Рабби помолчал немного, потом добавил:
— Боюсь, что потом эта разница приведет к большим бедам. Прямо вижу мальчика, из приличной йеменской семьи, который… нет, не буду портить вам настроение, Фатиху, не буду.
— Вы видите будущее?
— Не вижу, а предполагаю. Из плохих семян наивно ждать хороших ростков.
— Да. — Фатих посмотрел в окно. Над входом в лавку мелкий львовский дождь поливал зеленое полотнище с белой арабской вязью, означающей — джихад Ляхистану объявлен. Было время, я тоже мечтал о славе и вот к чему пришел: как жили под христианами, так и живем. Нам опять налоги подняли.
— И нам.
— Собесскому дорого обошлась эта победа, вот и дерет со всех.
— Мне не себя, мне Львив жалко — произнес рабби Нехемия. — Век за веком здесь селились лучшие каббалисты Европы, сочиняли поразительные книги, учили своих сыновей. В нищете, в унижениях, под приглядом изуверов, они открывали тайны Творения, облекаясь не в бархатную мантию с золотыми звездами, а в убогое рубище, испещренное мелкими дырочками.
Мы не всегда находили масла, чтобы пожарить на обед кусок рыбы, но зато заправляли лучшим оливковым свои ханукальные светильники и большие меноры в синагогах. А сейчас я, старик, стоящий уже перед судными вратами, с ужасом вижу, как евреи сходят с ума, готовясь потратить дорогое масло на жарку моего языка…
Фатих смущенно молчал, стоя у прилавка.
— Это моя вина, — продолжал рабби Нехемия, — я виноват в том, что дожил до такого. Надо было мне умереть. Прав Осман Сэдэ, когда предлагал удавиться на своем цветном шнуре.
— Не говорите так.
— Увы, увы. Иудейский Львив прославится в веках не постижением Каббалы, а распрями. Мы каждый день кого-нибудь осуждаем, кому-нибудь объявляем херем, про кого-нибудь злословим. Мы евреи, нация раскольников. Вот вы, мусульмане, едины. Как джихад Собесскому объявили, встали как один и поскакали туркам помогать. А мы три часа в синагоге Нахмановичей спорили, чуть ли не за бороды таскали, кого поддержать, поляков или турок?! Кажется, в арабском языке есть слово, похожее на наше древнее «питнот», распри?

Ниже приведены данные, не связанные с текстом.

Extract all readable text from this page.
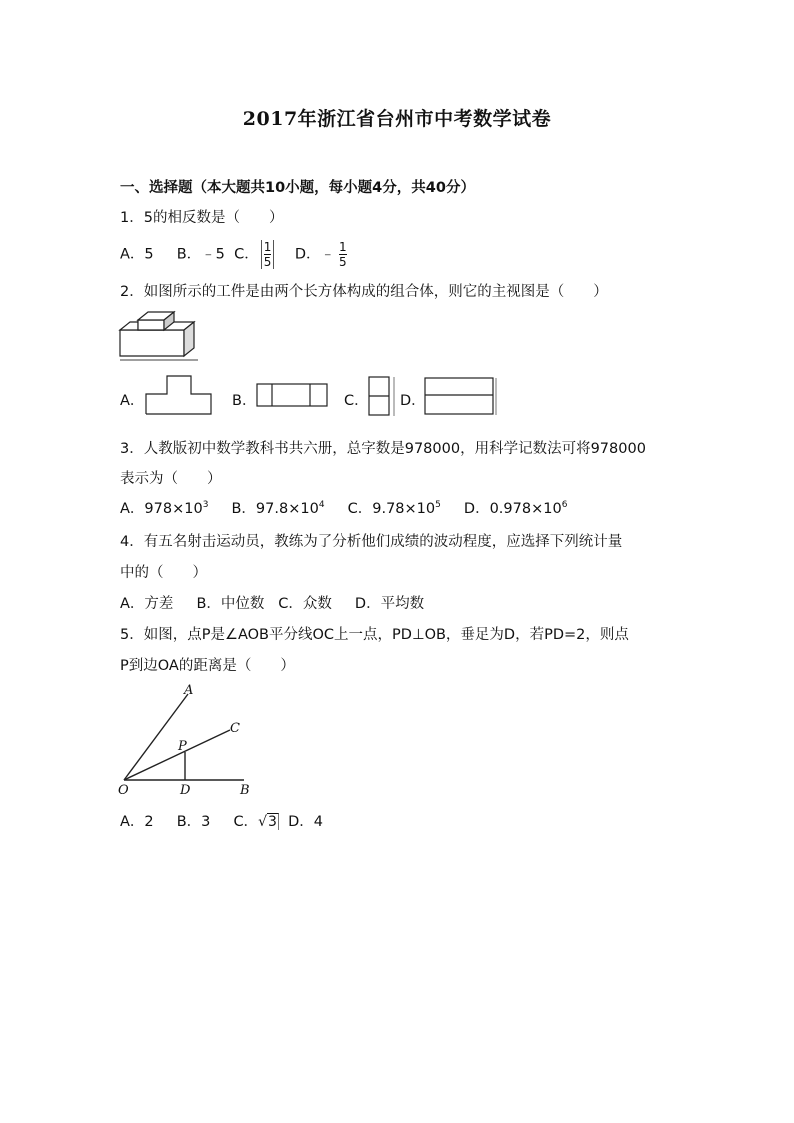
2017年浙江省台州市中考数学试卷
一、选择题（本大题共10小题，每小题4分，共40分）
1．5的相反数是（　　）
A．5 B．﹣5 C． $\frac{1}{5}$ D．﹣ $\frac{1}{5}$
2．如图所示的工件是由两个长方体构成的组合体，则它的主视图是（　　）
A．	B．	C． D．
3．人教版初中数学教科书共六册，总字数是978000，用科学记数法可将978000
表示为（　　）
A．$978\times 10^3$ B．$97.8\times 10^4$ C．$9.78\times 10^5$ D．$0.978\times 10^6$
4．有五名射击运动员，教练为了分析他们成绩的波动程度，应选择下列统计量
中的（　　）
A．方差 B．中位数 C．众数 D．平均数
5．如图，点P是∠AOB平分线OC上一点，PD⊥OB，垂足为D，若PD=2，则点
P到边OA的距离是（　　）
A
C
P
O	D	B
A．2 B．3 C．√3 D．4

— Фитна — распря — вспомнил Фатих.
— Именно это. Львив будет городом фитны. Не только еврейской — всеобщей. От чего мне больнее всего. Так хочется мира, покоя, согласия!

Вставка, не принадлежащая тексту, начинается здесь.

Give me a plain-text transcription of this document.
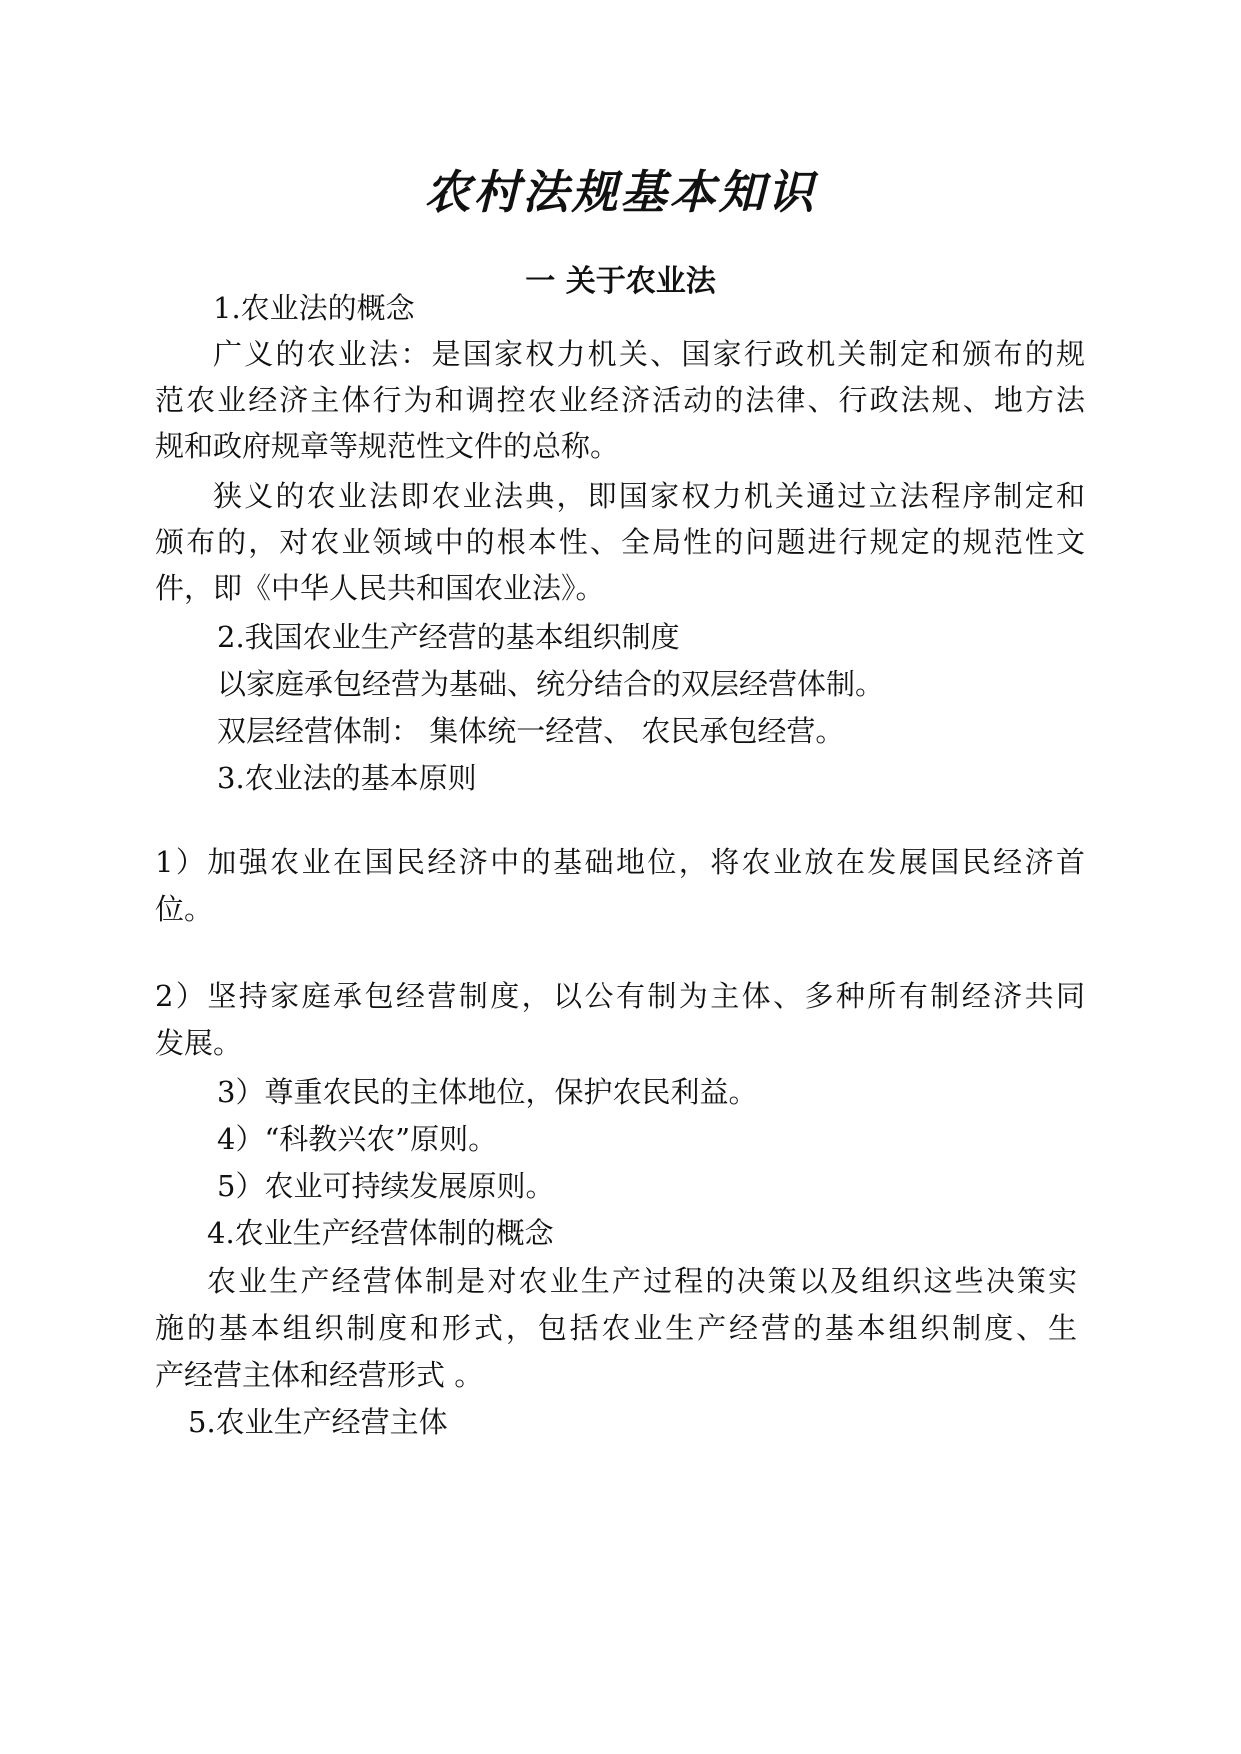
农村法规基本知识
一 关于农业法
1.农业法的概念
广义的农业法：是国家权力机关、国家行政机关制定和颁布的规
范农业经济主体行为和调控农业经济活动的法律、行政法规、地方法
规和政府规章等规范性文件的总称。
狭义的农业法即农业法典，即国家权力机关通过立法程序制定和
颁布的，对农业领域中的根本性、全局性的问题进行规定的规范性文
件，即《中华人民共和国农业法》。
2.我国农业生产经营的基本组织制度
以家庭承包经营为基础、统分结合的双层经营体制。
双层经营体制： 集体统一经营、 农民承包经营。
3.农业法的基本原则
1）加强农业在国民经济中的基础地位，将农业放在发展国民经济首
位。
2）坚持家庭承包经营制度，以公有制为主体、多种所有制经济共同
发展。
3）尊重农民的主体地位，保护农民利益。
4）“科教兴农”原则。
5）农业可持续发展原则。
4.农业生产经营体制的概念
农业生产经营体制是对农业生产过程的决策以及组织这些决策实
施的基本组织制度和形式，包括农业生产经营的基本组织制度、生
产经营主体和经营形式 。
5.农业生产经营主体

— Поэтому вы Шабтая Цви преступником назвали?
— Поэтому. Боялся, что, верни он Израильское царство, начнется война с турками, арабами, персами. Я считал Шабтая авантюристом. Б-г свидетель, я ошибся. И за это действительно надо язык отсечь.
— Не надо — Фатих испугался, как рабби Нехемия будет жить без языка.
— Ничего, мне пришьют змеиный — пошутил Коэн. — А теперь пойду. Нет, не язык резать. Домой. К Малке и 11 коэнятам. Надо же их подымать.
31
Титул главного раввина в мусульманских странах, а также уважительное обращение к старейшине у евреев-сефардов и караимов.